Explosive Nucleosynthesis in Core-collapse Type II Supernovae: Insights from New C, N, Si, and Al–Mg Isotopic Compositions of Presolar Grains

We report C, N, Si, and Al–Mg isotope data for 39 presolar X silicon carbide (SiC) and four silicon nitride grains—a group of presolar grains that condensed in the remnants of core-collapse Type II supernovae (CCSNe)—isolated from the Murchison meteorite. Energy dispersive X-ray data were used to determine the Mg and Al contents of the X SiC grains for comparison with the Mg/Al ratios determined by secondary ion mass spectroscopy (SIMS). Previous SIMS studies have used O-rich standards in the absence of alternatives. In this study, the correlated isotopic and elemental data of the X SiC grains enabled accurate determination of the initial ^26 Al/ ^27 Al ratios for the grains.

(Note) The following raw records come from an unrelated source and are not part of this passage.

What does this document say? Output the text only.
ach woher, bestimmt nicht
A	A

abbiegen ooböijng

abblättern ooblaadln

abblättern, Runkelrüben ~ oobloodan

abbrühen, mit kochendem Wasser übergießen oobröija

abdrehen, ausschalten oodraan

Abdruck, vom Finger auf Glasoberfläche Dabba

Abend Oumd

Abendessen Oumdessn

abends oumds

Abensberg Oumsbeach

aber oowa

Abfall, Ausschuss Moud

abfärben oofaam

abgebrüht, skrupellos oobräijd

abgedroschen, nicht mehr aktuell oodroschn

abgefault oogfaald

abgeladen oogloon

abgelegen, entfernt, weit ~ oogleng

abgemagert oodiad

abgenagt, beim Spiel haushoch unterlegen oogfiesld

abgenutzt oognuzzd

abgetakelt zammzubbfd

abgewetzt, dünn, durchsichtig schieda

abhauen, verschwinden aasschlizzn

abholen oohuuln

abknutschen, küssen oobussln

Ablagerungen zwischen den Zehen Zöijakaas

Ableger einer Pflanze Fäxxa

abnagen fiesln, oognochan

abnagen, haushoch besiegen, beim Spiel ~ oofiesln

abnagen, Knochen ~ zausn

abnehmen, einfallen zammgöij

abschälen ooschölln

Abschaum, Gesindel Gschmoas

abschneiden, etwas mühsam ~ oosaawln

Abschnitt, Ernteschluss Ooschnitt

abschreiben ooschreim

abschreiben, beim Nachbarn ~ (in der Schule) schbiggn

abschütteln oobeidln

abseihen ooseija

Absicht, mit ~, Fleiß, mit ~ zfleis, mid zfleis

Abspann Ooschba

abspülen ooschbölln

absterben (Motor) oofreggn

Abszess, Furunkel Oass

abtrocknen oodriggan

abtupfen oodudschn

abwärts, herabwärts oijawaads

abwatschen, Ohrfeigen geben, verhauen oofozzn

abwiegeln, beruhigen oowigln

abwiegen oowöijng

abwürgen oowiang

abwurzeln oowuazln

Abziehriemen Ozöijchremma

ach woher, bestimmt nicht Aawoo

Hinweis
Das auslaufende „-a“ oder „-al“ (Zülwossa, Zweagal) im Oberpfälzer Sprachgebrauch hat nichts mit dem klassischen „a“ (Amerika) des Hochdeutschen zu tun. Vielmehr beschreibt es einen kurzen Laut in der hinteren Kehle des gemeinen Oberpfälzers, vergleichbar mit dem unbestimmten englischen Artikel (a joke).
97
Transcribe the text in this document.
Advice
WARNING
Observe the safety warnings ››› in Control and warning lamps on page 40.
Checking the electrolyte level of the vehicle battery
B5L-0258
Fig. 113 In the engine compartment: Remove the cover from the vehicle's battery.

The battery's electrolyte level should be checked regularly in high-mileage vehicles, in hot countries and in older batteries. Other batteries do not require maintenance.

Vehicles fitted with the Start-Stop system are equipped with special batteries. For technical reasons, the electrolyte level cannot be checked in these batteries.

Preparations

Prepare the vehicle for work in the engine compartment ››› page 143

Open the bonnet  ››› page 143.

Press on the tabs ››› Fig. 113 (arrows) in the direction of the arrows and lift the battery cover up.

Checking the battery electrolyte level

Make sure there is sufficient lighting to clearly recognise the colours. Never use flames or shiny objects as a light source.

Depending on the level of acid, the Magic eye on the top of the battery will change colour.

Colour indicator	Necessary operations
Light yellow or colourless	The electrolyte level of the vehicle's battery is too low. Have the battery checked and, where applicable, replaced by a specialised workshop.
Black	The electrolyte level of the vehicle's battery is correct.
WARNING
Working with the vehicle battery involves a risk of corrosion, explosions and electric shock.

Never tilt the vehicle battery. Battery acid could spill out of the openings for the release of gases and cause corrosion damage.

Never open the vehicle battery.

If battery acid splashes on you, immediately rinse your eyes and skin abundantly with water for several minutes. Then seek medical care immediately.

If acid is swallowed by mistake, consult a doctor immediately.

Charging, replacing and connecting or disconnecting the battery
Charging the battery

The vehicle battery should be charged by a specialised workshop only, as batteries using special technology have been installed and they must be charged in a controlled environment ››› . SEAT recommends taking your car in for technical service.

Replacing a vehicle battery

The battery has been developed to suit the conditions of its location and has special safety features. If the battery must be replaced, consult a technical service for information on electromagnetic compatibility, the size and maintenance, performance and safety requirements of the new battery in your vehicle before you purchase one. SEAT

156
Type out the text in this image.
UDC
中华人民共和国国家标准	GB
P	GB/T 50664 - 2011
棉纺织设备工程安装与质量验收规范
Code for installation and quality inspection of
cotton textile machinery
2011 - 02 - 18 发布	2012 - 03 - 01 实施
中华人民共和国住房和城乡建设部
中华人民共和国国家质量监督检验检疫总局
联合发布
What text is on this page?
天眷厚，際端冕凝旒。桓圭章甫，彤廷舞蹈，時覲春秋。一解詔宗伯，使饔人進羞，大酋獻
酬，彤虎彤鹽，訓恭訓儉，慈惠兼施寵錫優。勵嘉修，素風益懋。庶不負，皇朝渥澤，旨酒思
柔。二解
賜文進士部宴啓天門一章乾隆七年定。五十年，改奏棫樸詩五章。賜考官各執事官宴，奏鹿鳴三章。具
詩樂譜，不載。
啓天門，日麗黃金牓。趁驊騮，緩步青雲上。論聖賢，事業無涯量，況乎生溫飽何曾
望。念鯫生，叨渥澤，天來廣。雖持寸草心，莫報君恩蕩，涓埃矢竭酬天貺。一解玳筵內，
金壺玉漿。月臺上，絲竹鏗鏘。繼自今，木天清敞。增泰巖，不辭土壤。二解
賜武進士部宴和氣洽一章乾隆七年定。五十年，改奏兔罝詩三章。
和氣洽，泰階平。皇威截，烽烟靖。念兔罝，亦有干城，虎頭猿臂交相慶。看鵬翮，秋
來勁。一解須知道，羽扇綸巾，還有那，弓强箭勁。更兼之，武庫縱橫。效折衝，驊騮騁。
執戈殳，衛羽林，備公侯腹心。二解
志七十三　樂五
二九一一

Our new grain data suggest that (i) the literature data for X grains are affected to varying degrees by asteroidal/terrestrial contamination, and (ii) the Al/Mg ratios in SiC are a factor of 2 (with ±6% 1 σ uncertainties) lower than estimated based on the SIMS analyses that used O-rich standards. The lowered Al/Mg ratios result in proportionally higher inferred initial ^26 Al/ ^27 Al ratios for presolar SiC grains. In addition, the suppression of asteroidal/terrestrial contamination in this study leads to the observation of negative trends for ^12 C/ ^13 C– ^30 Si/ ^28 Si and ^26 Al/ ^27 Al– ^30 Si/ ^28 Si among our CCSN grains. We discuss these isotope trends in the light of explosive CCSN nucleosynthesis models, based on which we provide new insights into several nontraditional CCSN nucleosynthesis processes, including explosive H burning, the existence of a C/Si zone in the outer regions of CCSNe, and neutrino–nucleus reactions in deep CCSN regions.